Oggi proverò ad insegnarvi qualcosa di veramente utile. Come scrivere un Tweet efficace, e raggiungere il maggior numero di persone possibile. Come probabilmente già tutti voi saprete, Twitter limita la lunghezza del Tweet a soli 140 caratteri. E questo è un bene visto che al giorno d’oggi andiamo tutti di fretta. Ciò significa però che bisogna essere molto ma molto creativi nello scrivere il singolo Tweet, soprattutto se si desidera massimizzare il coinvolgimento (engagement) delle persone.

Infatti, maggiore è il grado o livello di coinvolgimento per il tuo Tweet, maggiore sarà la portata delle persone raggiunte, e maggiore il numero di persone che diventeranno a loro volta tuoi Follower. In pratica funziona come un passa parola, ma digitale.

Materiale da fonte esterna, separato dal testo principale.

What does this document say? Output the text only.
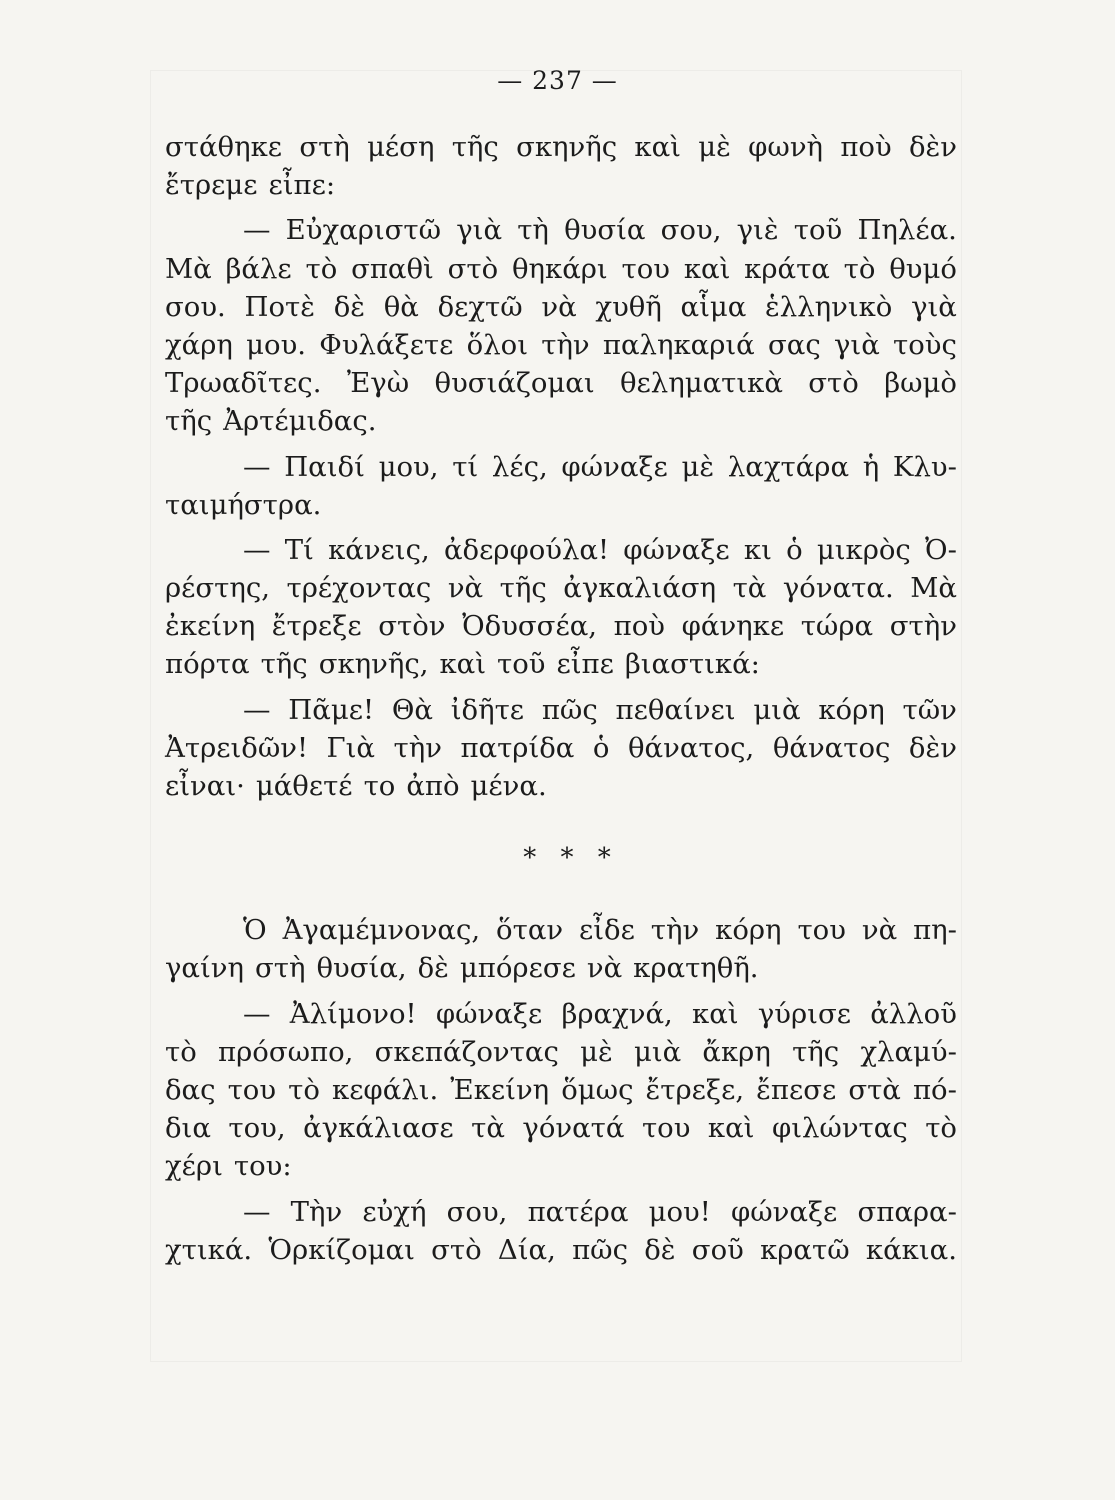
— 237 —
στάθηκε στὴ μέση τῆς σκηνῆς καὶ μὲ φωνὴ ποὺ δὲν
ἔτρεμε εἶπε:
— Εὐχαριστῶ γιὰ τὴ θυσία σου, γιὲ τοῦ Πηλέα.
Μὰ βάλε τὸ σπαθὶ στὸ θηκάρι του καὶ κράτα τὸ θυμό
σου. Ποτὲ δὲ θὰ δεχτῶ νὰ χυθῆ αἷμα ἑλληνικὸ γιὰ
χάρη μου. Φυλάξετε ὅλοι τὴν παληκαριά σας γιὰ τοὺς
Τρωαδῖτες. Ἐγὼ θυσιάζομαι θεληματικὰ στὸ βωμὸ
τῆς Ἀρτέμιδας.
— Παιδί μου, τί λές, φώναξε μὲ λαχτάρα ἡ Κλυ-
ταιμήστρα.
— Τί κάνεις, ἀδερφούλα! φώναξε κι ὁ μικρὸς Ὀ-
ρέστης, τρέχοντας νὰ τῆς ἀγκαλιάση τὰ γόνατα. Μὰ
ἐκείνη ἔτρεξε στὸν Ὀδυσσέα, ποὺ φάνηκε τώρα στὴν
πόρτα τῆς σκηνῆς, καὶ τοῦ εἶπε βιαστικά:
— Πᾶμε! Θὰ ἰδῆτε πῶς πεθαίνει μιὰ κόρη τῶν
Ἀτρειδῶν! Γιὰ τὴν πατρίδα ὁ θάνατος, θάνατος δὲν
εἶναι· μάθετέ το ἀπὸ μένα.
* * *
Ὁ Ἀγαμέμνονας, ὅταν εἶδε τὴν κόρη του νὰ πη-
γαίνη στὴ θυσία, δὲ μπόρεσε νὰ κρατηθῆ.
— Ἀλίμονο! φώναξε βραχνά, καὶ γύρισε ἀλλοῦ
τὸ πρόσωπο, σκεπάζοντας μὲ μιὰ ἄκρη τῆς χλαμύ-
δας του τὸ κεφάλι. Ἐκείνη ὅμως ἔτρεξε, ἔπεσε στὰ πό-
δια του, ἀγκάλιασε τὰ γόνατά του καὶ φιλώντας τὸ
χέρι του:
— Τὴν εὐχή σου, πατέρα μου! φώναξε σπαρα-
χτικά. Ὁρκίζομαι στὸ Δία, πῶς δὲ σοῦ κρατῶ κάκια.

Visto il limitato spazio disponibile, per scrivere qualcosa di veramente coinvolgente per le persone che ci leggono, non è raro porsi delle domande simile a queste: Come si fa a scrivere su Twitter? Cosa scrivere su Twitter per farsi seguire? O ancora meglio, come scrivere un Tweet efficace? Potrebbero sembrare tutte domande molto semplici, ma non lo sono per nulla, perché altrimenti le persone non se le porrebbero affatto.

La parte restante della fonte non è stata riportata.